Thursday’s letter, reported by Forbes magazine, also said, “Icahn has made it clear that his only objective is to sell part or all of Yahoo! to Microsoft. That fact, combined with his lack of an operating plan going forward, means that he will have no leverage to negotiate a fair deal with Microsoft.”

“Microsoft’s flip flops and inconsistencies over the past five months are so stupefying that one can only conclude that Microsoft was never fully committed to acquiring Yahoo!” the letter said.

Thursday’s words are the latest round in the lengthy struggle over ownership of the web portal, and comes only days after Yahoo! and Microsoft tried–and failed–to negotiate a transaction in which the software giant acquires the Web portal’s search business. The terms are complex, but would involve splitting the company, with Microsoft taking the search engine. Yahoo! issued a statement over the weekend, saying Microsoft’s latest proposal, issued late last Friday, isn’t in the best interest of shareholders.

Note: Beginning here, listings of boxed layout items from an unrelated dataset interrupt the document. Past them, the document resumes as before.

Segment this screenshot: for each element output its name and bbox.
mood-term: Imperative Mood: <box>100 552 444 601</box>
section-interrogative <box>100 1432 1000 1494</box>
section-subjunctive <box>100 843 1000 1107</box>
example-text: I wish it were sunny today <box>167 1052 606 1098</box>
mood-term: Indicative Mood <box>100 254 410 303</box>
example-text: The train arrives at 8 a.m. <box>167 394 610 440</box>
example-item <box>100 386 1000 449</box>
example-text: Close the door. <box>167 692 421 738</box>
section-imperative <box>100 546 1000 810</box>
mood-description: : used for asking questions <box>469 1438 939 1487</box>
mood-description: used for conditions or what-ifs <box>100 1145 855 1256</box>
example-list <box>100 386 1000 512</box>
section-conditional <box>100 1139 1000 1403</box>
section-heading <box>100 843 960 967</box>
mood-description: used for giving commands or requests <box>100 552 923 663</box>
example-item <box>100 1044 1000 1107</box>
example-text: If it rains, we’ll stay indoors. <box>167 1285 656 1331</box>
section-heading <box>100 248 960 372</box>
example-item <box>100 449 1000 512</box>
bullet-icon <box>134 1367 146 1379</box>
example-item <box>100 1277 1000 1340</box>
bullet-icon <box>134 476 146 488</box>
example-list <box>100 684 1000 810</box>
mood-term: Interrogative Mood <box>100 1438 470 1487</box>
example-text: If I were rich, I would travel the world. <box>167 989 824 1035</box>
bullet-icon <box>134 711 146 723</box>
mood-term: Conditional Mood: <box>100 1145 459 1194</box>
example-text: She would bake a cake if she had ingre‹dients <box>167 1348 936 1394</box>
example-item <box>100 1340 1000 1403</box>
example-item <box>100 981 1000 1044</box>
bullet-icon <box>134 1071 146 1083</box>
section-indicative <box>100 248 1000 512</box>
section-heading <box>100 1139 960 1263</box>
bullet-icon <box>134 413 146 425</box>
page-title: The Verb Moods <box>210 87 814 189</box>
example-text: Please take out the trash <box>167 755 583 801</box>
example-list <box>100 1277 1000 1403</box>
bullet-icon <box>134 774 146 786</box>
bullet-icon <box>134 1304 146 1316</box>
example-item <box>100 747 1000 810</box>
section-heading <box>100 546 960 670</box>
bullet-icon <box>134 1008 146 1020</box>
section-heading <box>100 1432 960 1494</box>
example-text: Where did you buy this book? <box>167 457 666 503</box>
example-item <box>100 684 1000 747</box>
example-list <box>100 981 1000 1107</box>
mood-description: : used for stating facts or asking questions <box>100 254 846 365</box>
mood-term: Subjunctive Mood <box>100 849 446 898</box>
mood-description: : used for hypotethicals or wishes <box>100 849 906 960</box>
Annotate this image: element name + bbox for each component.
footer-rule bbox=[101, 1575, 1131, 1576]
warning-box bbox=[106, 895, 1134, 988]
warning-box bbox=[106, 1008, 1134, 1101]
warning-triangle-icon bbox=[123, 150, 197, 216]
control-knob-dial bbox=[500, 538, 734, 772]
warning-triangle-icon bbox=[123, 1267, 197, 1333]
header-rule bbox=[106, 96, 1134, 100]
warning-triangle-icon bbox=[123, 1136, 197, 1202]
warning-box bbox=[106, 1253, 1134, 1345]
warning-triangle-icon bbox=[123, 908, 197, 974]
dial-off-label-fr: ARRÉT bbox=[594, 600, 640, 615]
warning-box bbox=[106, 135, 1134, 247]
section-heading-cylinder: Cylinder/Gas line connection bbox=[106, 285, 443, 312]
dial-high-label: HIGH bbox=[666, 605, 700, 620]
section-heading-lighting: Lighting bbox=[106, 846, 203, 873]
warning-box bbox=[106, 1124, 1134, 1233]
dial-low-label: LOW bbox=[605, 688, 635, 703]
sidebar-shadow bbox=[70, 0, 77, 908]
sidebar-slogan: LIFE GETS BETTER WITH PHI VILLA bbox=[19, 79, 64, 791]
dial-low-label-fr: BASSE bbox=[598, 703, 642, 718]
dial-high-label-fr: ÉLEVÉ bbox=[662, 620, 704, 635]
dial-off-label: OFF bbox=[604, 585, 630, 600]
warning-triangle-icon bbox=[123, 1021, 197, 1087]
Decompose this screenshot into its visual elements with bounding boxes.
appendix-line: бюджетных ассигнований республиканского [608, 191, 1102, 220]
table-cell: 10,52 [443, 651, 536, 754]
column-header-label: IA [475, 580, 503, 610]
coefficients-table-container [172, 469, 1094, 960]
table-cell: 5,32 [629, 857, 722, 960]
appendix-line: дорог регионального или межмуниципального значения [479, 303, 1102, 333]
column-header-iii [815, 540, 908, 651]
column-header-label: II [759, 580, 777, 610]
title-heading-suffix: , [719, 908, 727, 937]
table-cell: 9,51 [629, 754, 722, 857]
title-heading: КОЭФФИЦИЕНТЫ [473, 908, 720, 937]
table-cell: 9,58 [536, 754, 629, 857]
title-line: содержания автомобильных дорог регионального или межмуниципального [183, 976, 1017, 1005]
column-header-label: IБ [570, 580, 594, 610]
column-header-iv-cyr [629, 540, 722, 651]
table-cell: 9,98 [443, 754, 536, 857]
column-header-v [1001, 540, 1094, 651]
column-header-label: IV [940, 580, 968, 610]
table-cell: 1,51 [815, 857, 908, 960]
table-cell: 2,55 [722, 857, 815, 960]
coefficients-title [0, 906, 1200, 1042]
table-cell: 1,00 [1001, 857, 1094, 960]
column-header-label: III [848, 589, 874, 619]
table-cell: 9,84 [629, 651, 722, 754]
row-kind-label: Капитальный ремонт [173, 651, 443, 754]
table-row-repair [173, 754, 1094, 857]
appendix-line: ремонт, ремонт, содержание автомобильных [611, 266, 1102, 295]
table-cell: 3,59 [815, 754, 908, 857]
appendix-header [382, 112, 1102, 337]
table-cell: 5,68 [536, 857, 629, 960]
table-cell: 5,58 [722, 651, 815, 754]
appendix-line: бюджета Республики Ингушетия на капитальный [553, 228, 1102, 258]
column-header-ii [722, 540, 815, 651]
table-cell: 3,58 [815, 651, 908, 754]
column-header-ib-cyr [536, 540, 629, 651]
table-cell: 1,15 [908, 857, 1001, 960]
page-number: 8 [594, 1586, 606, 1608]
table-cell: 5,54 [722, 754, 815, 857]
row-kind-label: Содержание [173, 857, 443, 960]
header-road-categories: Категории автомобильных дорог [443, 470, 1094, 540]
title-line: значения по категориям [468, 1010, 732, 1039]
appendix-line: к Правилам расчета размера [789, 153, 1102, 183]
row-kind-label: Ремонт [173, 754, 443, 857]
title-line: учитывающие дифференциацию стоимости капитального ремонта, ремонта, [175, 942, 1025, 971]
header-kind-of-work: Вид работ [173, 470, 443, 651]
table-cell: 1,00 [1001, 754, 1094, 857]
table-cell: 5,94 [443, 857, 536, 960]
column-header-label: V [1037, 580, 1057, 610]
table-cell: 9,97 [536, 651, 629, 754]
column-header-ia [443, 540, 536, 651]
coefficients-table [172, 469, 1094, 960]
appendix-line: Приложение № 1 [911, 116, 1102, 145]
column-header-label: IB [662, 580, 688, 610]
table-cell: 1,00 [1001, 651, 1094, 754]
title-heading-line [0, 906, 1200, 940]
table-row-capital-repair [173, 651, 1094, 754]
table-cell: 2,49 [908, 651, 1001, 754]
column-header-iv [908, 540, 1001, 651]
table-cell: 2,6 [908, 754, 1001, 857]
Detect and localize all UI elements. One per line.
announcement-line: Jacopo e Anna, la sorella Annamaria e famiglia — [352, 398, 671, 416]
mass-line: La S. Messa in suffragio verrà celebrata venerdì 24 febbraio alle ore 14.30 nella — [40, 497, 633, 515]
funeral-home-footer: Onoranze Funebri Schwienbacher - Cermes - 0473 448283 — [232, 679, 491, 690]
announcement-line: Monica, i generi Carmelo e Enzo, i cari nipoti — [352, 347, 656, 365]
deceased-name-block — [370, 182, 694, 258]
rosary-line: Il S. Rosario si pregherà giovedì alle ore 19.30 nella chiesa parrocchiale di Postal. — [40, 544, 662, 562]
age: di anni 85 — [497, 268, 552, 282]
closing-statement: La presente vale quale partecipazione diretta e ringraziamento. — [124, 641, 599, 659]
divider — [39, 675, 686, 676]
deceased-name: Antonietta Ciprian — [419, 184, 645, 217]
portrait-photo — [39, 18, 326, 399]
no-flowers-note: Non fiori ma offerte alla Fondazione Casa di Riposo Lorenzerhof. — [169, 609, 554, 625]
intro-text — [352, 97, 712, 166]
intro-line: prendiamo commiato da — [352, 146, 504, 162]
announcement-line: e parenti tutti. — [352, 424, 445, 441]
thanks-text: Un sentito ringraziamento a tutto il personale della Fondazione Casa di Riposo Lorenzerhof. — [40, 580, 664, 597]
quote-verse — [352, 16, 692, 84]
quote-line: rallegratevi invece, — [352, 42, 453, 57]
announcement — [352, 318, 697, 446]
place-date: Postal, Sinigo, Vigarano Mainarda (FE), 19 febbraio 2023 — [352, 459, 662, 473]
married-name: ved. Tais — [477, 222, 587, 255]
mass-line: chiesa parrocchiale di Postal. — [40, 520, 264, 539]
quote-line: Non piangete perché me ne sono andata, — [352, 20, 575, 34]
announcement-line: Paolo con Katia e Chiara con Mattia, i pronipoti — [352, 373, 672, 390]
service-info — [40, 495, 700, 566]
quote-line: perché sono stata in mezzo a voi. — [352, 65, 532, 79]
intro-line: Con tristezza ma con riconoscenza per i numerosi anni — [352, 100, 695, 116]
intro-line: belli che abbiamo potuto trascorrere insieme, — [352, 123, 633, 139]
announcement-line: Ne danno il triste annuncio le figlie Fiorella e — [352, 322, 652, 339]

Icahn, who owns about 5.0 percent of Yahoo!, followed the weekend rebuttal with a sharpened focus on replacing the company’s board by filing the final nominating papers for a slate of candidates that will oppose Yahoo!’s current nine directors an Aug. 1 shareholder vote. In his own letter to shareholders, Icahn accused the incumbent board members of being more interested in protecting their jobs than evaluating the merits of Microsoft’s latest offer for Yahoo’s online search operations.

For all the name calling, Aug. 1 will be the date when shareholders can chose between hoping Yahoo! can somehow turn itself around, or selling to Microsoft, taking their gains and moving on.